I agree with Mofi and Elizabeth. I would add that putting one speaker on each channel on the 4 ohm tap and the other on the 8 ohm tap will actually draw more current and power from the amp, and be more stressful on the amp, then putting both of them on the 4 ohm tap. The taps are not independent of each other; they just come from different points on the same transformer winding. And the 8 ohm tap will provide a higher output voltage for a given input voltage to the amplifier, causing it to deliver more power into a given speaker impedance if connected to the 8 ohm tap than if connected to the 4 ohm tap.
So I would suggest connecting both speakers on each channel to the 4 ohm tap. It may also be worthwhile comparing sonics with both speakers connected to the 2 ohm tap, because undoubtedly the impedance of the speakers dips down considerably below 8 ohms at some frequencies.

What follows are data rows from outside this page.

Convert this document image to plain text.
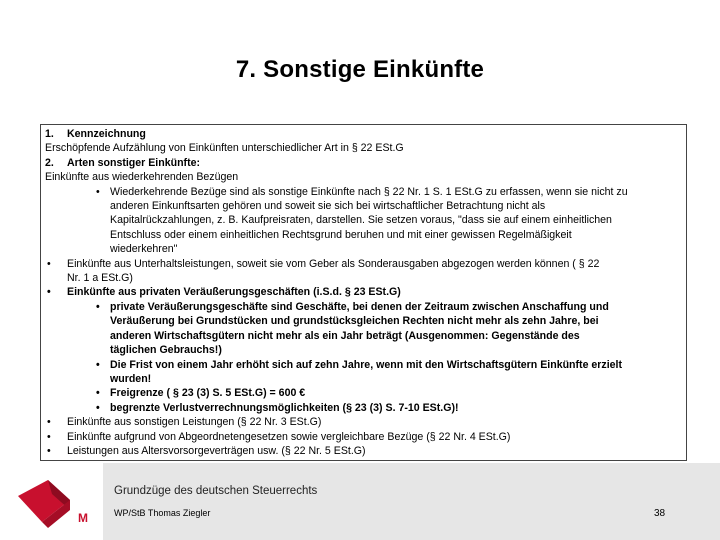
7. Sonstige Einkünfte
1.	Kennzeichnung
Erschöpfende Aufzählung von Einkünften unterschiedlicher Art in § 22 ESt.G
2.	Arten sonstiger Einkünfte:
Einkünfte aus wiederkehrenden Bezügen
• Wiederkehrende Bezüge sind als sonstige Einkünfte nach § 22 Nr. 1 S. 1 ESt.G zu erfassen, wenn sie nicht zu
anderen Einkunftsarten gehören und soweit sie sich bei wirtschaftlicher Betrachtung nicht als
Kapitalrückzahlungen, z. B. Kaufpreisraten, darstellen. Sie setzen voraus, "dass sie auf einem einheitlichen
Entschluss oder einem einheitlichen Rechtsgrund beruhen und mit einer gewissen Regelmäßigkeit
wiederkehren"
•	Einkünfte aus Unterhaltsleistungen, soweit sie vom Geber als Sonderausgaben abgezogen werden können ( § 22
Nr. 1 a ESt.G)
•	Einkünfte aus privaten Veräußerungsgeschäften (i.S.d. § 23 ESt.G)
• private Veräußerungsgeschäfte sind Geschäfte, bei denen der Zeitraum zwischen Anschaffung und
Veräußerung bei Grundstücken und grundstücksgleichen Rechten nicht mehr als zehn Jahre, bei
anderen Wirtschaftsgütern nicht mehr als ein Jahr beträgt (Ausgenommen: Gegenstände des
täglichen Gebrauchs!)
• Die Frist von einem Jahr erhöht sich auf zehn Jahre, wenn mit den Wirtschaftsgütern Einkünfte erzielt
wurden!
• Freigrenze ( § 23 (3) S. 5 ESt.G) = 600 €
• begrenzte Verlustverrechnungsmöglichkeiten (§ 23 (3) S. 7-10 ESt.G)!
•	Einkünfte aus sonstigen Leistungen (§ 22 Nr. 3 ESt.G)
•	Einkünfte aufgrund von Abgeordnetengesetzen sowie vergleichbare Bezüge (§ 22 Nr. 4 ESt.G)
•	Leistungen aus Altersvorsorgeverträgen usw. (§ 22 Nr. 5 ESt.G)
M
Grundzüge des deutschen Steuerrechts
WP/StB Thomas Ziegler	38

Series connection can sometimes be a viable alternative, as Yogiboy suggested, but I suspect not in this case. Since the two models are not identical, chances are the sonic results would not be very good, because the frequency response of one speaker would be thrown off by differences between its impedance variations as a function of frequency and those of the speaker it is in series with. Also, since the series connected speakers are nominally 8 ohms, you would be connecting a nominal total of 16 ohms to the 8 ohm tap, that being the highest available tap on this amplifier. That would result in the maximum amount of power the amp would be capable of delivering to the two speakers combined being greatly reduced perhaps cut in half.